The features are set to the approximate samples from the posterior \(p(z|x)\) and a classifier such as transductive SVM (few unlabeled data near the margins) or multinomial regression is trained on this features. #### Generative semi-supervised model (M2): A probabilistic model that describes the data as being generated by a latent class variable \(y\) as well as the continuous latent variable \(z\): \(p(y) = Cat(y|\pi)\); \(p(z) = \mathcal N(z|0,I)\) and \(p\_\theta(x|y,z) = f(x;y,z,\theta)\)

\(Cat(y|\pi)\) is the multinomial distrib. and the class labels are treated as latent variable if the data point is unlabelled. ==The two latent variables are marginally independent==.

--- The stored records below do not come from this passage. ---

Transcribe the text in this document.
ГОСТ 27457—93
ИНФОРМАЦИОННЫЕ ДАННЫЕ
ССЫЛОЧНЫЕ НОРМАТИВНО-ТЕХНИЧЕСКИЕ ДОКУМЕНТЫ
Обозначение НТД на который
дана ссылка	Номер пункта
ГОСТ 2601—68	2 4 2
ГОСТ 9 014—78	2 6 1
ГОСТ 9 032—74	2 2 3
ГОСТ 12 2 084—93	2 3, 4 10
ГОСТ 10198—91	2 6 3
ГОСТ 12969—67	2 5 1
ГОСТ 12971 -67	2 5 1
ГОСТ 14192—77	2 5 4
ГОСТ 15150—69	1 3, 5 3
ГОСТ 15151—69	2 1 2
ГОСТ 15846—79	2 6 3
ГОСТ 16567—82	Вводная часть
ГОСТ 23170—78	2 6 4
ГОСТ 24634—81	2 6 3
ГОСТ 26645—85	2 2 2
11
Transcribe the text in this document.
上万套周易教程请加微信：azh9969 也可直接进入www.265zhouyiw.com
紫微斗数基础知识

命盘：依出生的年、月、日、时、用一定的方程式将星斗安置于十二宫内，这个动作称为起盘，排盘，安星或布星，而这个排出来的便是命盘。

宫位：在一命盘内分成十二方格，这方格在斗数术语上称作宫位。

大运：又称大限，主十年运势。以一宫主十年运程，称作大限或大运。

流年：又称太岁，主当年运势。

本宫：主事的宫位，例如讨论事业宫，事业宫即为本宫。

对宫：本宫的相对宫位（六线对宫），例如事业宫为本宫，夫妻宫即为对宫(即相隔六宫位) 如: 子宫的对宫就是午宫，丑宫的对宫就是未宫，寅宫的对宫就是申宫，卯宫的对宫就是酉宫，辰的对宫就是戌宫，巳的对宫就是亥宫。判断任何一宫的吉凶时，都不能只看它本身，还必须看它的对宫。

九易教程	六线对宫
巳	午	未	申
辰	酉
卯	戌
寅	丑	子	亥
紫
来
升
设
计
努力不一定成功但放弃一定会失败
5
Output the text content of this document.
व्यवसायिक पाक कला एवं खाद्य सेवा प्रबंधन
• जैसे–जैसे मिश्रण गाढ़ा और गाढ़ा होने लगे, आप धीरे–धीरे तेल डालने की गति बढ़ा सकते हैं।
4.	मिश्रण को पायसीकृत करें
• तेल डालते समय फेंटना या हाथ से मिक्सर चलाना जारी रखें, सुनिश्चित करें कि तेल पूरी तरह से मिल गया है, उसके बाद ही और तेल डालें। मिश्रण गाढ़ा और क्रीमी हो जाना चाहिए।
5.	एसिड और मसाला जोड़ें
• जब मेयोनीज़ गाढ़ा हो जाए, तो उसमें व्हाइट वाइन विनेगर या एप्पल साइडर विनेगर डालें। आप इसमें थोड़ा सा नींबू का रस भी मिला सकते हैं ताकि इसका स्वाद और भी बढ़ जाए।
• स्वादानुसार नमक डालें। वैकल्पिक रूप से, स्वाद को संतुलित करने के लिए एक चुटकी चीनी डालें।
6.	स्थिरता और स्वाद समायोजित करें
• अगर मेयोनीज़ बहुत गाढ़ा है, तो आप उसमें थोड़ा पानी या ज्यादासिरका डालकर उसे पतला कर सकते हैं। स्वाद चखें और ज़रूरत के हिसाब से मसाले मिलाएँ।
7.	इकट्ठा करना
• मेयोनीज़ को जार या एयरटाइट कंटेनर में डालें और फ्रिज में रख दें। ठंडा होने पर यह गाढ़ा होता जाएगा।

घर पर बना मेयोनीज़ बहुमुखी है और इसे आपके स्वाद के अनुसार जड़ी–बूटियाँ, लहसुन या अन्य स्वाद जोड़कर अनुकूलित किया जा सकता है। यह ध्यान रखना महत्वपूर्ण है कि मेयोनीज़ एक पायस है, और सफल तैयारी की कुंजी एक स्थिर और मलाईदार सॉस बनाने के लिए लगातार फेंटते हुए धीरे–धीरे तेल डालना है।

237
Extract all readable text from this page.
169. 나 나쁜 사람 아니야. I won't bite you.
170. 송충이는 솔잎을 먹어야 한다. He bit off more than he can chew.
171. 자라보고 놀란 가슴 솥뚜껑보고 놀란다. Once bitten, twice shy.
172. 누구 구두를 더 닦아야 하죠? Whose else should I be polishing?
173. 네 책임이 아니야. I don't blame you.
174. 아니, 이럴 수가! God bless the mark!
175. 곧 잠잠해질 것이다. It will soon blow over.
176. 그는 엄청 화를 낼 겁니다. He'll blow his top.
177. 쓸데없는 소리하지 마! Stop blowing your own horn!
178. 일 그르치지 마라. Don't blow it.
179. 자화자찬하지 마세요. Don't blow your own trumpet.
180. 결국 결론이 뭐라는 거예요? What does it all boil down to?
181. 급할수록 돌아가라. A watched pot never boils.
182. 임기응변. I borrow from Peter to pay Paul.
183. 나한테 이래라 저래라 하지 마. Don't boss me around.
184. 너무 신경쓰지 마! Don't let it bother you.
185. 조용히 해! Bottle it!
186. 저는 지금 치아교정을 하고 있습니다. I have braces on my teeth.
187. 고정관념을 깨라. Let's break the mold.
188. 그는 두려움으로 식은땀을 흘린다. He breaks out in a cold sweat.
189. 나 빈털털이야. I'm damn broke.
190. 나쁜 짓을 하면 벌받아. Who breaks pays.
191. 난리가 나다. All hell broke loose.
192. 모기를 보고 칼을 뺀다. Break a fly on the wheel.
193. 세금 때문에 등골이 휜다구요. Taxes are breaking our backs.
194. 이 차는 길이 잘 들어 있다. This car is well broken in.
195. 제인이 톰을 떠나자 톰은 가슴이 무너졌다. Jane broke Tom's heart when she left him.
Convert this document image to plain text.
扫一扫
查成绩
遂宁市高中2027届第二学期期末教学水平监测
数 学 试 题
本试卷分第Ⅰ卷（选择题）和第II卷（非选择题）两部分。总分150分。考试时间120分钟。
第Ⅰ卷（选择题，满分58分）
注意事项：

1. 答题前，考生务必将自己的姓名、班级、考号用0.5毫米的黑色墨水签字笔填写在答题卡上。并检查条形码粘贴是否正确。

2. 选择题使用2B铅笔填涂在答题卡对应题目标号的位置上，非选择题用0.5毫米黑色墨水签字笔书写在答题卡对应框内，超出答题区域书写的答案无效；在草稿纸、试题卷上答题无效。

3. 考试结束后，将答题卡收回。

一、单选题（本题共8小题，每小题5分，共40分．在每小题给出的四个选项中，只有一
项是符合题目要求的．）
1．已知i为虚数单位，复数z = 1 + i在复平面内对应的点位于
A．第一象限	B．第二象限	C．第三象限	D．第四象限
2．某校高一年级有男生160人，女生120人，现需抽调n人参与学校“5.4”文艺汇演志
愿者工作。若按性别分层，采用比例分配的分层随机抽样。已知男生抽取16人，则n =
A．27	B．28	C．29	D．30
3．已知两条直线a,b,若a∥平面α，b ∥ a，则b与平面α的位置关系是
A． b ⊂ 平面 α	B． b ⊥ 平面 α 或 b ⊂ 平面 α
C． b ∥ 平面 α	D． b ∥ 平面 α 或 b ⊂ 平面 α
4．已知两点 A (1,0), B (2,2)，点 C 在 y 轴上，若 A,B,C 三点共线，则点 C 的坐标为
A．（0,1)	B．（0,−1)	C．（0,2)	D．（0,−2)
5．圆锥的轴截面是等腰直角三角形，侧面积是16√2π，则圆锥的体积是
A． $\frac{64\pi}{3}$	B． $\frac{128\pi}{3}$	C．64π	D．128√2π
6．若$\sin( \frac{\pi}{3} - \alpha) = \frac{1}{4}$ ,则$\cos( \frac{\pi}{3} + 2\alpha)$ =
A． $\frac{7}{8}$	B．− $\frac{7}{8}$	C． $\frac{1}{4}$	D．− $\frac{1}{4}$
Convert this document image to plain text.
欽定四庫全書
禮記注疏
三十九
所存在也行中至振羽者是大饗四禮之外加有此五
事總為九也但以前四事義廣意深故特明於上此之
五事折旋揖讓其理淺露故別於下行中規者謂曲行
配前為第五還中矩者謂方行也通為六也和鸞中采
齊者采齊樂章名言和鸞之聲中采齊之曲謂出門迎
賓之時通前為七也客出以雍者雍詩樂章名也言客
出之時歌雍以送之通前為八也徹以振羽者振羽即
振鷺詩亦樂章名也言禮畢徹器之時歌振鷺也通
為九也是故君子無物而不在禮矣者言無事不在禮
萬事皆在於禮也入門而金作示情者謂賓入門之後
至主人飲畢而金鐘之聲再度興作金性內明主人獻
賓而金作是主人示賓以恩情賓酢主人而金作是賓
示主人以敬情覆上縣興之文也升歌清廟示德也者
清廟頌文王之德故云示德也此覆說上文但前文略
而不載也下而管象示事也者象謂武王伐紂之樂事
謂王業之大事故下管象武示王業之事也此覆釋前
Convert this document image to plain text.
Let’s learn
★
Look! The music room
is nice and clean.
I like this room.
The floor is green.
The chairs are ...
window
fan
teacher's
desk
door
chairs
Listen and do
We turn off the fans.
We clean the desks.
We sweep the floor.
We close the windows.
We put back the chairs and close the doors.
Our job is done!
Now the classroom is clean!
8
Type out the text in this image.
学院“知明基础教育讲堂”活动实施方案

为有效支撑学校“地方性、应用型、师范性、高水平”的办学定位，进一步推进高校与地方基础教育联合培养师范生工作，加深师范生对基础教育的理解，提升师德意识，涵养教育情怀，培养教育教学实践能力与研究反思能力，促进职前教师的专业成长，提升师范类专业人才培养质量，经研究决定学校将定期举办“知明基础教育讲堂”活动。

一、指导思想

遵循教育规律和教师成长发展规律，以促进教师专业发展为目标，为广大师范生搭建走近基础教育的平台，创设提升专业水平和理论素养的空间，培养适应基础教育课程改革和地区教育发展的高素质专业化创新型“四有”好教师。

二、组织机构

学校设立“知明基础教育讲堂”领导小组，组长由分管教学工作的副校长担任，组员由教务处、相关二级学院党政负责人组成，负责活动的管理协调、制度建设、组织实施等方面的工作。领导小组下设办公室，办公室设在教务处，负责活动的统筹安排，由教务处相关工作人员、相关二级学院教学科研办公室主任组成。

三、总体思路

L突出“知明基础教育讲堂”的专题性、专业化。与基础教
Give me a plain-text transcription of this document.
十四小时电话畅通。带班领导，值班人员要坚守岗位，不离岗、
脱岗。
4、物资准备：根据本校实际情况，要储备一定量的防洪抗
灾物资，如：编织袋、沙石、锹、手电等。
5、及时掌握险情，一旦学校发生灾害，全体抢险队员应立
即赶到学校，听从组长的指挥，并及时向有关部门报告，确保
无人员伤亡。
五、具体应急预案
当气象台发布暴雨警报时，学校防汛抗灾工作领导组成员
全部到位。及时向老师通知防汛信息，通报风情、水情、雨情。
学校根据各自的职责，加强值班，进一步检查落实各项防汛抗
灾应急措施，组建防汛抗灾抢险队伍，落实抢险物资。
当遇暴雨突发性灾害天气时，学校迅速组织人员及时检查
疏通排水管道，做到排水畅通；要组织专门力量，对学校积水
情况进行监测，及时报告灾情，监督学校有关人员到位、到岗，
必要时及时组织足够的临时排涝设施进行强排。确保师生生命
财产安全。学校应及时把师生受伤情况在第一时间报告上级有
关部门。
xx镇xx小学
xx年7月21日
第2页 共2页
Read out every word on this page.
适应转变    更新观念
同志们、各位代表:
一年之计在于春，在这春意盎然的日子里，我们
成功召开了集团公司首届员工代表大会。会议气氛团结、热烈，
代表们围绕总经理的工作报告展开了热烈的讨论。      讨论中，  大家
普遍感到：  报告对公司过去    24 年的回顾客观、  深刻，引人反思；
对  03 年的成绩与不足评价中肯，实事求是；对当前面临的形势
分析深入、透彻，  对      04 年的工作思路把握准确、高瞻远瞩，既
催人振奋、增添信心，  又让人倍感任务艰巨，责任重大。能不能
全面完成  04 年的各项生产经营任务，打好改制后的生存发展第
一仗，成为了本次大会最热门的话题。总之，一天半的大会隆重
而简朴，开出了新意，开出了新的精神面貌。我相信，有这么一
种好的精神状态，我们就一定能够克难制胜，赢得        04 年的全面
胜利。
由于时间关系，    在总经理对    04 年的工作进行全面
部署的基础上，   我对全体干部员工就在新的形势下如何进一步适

Stacked generative semi-supervised model (M1+M2):

learn a latent variable \(z\_1\) using M1.
use M2 on \(z\_1\) instead of the raw data.

In all models a VAE approach is used where we approximate the true posterior with \(q\_\phi(z|x)\) of parameters \(\phi\). For M1 we use a gaussian inference network and for M2 we assume a factorized form:

\[ q_\phi(z, y|x) = q_\phi(z|x)q_\phi(y|x)\]

specified as gaussian and multinomial distributions.

The functions parameterized by \(\phi\) are represented as MLPs. For M1, the variational bound is:

\[ -\mathcal J(x) = E_{q_\phi(z|x)}\left[\log p_\theta(x|z)\right] - KL[q_\phi(z|x)|| p_\theta(z)] \]

While for M2, we distinguish between the labelled and unlabelled bound:

\[ \begin{align} -\mathcal L(x, y) & = E_{q_\phi(y,z|x)}\left[\log p_\theta(x|y,z) + \log p_\theta(y) + \log p(z) - \log q_\phi(z|x,y)\right] - KL[q_\phi(z|x)|| p_\theta(z)]\\ -\mathcal U(x) & = \sum_y q_\phi(y|x)(-\mathcal L(x,y)) + \mathcal H(q_\phi(y|x))\\ \mathcal J & = \sum_{(x,y)\sim \tilde p_l} \mathcal L(x,y) + \sum_{x \sim \tilde p_u} \mathcal U(x) \end{align} \]

Unfortunately the label predictive distribution \(q\_\phi(y|x)\) intervene only on the unlabelled term of the bound. To remedy this, an additional classification loss on labelled data is added.

\[ \mathcal J^\alpha = \mathcal J + \alpha E_{\tilde p_l(x,y)}\left[- \log q_\phi(y|x)\right] \]

In experiments \(\alpha = 0.1 N\) The optimization of the variational lower bound is perfrmed via AEVB.